Hi Lenny! Ich muss sagen, mir gefällt das neue Album echt wieder ziemlich gut, auch wenn es eine Zeit gedauert hat, bis sich bei mir die ersten Hits rauskristallisiert haben. Das war bei „Mount Carcass“ zum Beispiel beim Titelsong anders.
Ja das Album ist es ziemlicher Grower. Bei uns bekommen die Songs ja Zeit, um im Proberaum zu reifen. Aber wenn man jetzt als Hörer nach zwei Jahren ein neues Lebenszeichen vorgesetzt bekommt, dann hat man ein ganz anderes Empfinden, da merkt man diese Unterschiede viel krasser, als wir es mitkriegen. Ja, manchmal höre ich noch einen Song von „Mount Carcass“, aber irgenwann höre ich unser Scheiben halt nicht mehr, man spielt die Songs ja sowieso ständig.
„Global Worming“ ist natürlich ein sehr einprägsamer Titel. Macht ihr solche Wortspiele nun zu eurem Trademark?
Ich hole mal ganz weit aus. Wir haben schon zur EP über Doppeldeutigkeiten nachgedacht und das versucht, mit einzubringen. „Global Worming“ ist dann schon die Kirsche auf der Sahne, auch für uns. Das hat sich so ergeben, wir schreiben ja eine Platte nicht, weil wir einen Titel haben und dann die Songs dazu schreiben, sondern der Titel kommt während des Schreibprozesses. Und so kam es, dass wir eine Song- und Titelidee hatten und dazu eine Demo aufnehmen wollten und der Titel hat bei mir direkt gepunktet und ich dachte, das ist ein potentieller Albumtitel.
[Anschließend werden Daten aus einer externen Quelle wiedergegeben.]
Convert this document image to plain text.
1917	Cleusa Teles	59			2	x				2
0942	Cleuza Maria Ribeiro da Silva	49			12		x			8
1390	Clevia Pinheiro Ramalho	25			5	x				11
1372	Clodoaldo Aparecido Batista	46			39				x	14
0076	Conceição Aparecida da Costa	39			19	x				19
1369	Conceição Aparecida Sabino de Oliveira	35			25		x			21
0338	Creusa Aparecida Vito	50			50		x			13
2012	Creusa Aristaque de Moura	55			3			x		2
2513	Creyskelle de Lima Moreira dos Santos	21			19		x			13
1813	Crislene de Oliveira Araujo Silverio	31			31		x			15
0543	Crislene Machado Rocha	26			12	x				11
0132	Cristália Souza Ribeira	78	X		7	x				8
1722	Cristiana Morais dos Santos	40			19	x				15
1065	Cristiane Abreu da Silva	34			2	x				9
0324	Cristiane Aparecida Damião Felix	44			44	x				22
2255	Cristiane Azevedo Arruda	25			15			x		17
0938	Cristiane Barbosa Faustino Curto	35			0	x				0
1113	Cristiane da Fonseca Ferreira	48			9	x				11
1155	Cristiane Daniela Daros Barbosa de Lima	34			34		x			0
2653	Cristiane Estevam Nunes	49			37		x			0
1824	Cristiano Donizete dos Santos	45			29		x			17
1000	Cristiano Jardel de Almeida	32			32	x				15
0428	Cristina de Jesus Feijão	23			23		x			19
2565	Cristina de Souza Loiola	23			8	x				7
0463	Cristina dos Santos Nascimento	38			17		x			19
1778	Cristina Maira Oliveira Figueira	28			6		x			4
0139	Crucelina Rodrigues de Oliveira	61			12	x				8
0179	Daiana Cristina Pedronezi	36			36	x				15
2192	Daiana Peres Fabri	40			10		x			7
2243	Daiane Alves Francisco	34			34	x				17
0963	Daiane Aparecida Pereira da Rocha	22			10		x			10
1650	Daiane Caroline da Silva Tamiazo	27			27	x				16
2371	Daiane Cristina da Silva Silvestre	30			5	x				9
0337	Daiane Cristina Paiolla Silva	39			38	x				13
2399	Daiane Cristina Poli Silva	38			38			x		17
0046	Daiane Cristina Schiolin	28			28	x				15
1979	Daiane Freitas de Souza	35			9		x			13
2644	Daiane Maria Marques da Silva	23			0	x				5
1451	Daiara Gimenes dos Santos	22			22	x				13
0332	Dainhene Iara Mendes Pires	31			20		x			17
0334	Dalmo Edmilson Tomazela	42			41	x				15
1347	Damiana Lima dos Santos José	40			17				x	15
Als alle Songs fertig waren, stand dann auch die Entscheidung, den Song als Titel zu verwenden. Ich meine, die Welt da draußen ist so verrückt, da müssen wir auch richtig einen rausfeuern.
Ich finde es auch cool, dass der Song dann gar nichts mit seinem „Partnerthema“ zu tun hat.
Ja, das ist ein klassischer Zombiewurm-Text, wo die Würmer damit beschäftigt sind, die menschliche Spezies zu vertilgen. Da kann man irgendwelche Interpretationsräume im Text finden, aber ich habe selber noch nicht gesucht (lacht).
Den Würmern geht es am besten, wenn es auch in Norddeutschland im Herbst 42 Grad im Schatten hat.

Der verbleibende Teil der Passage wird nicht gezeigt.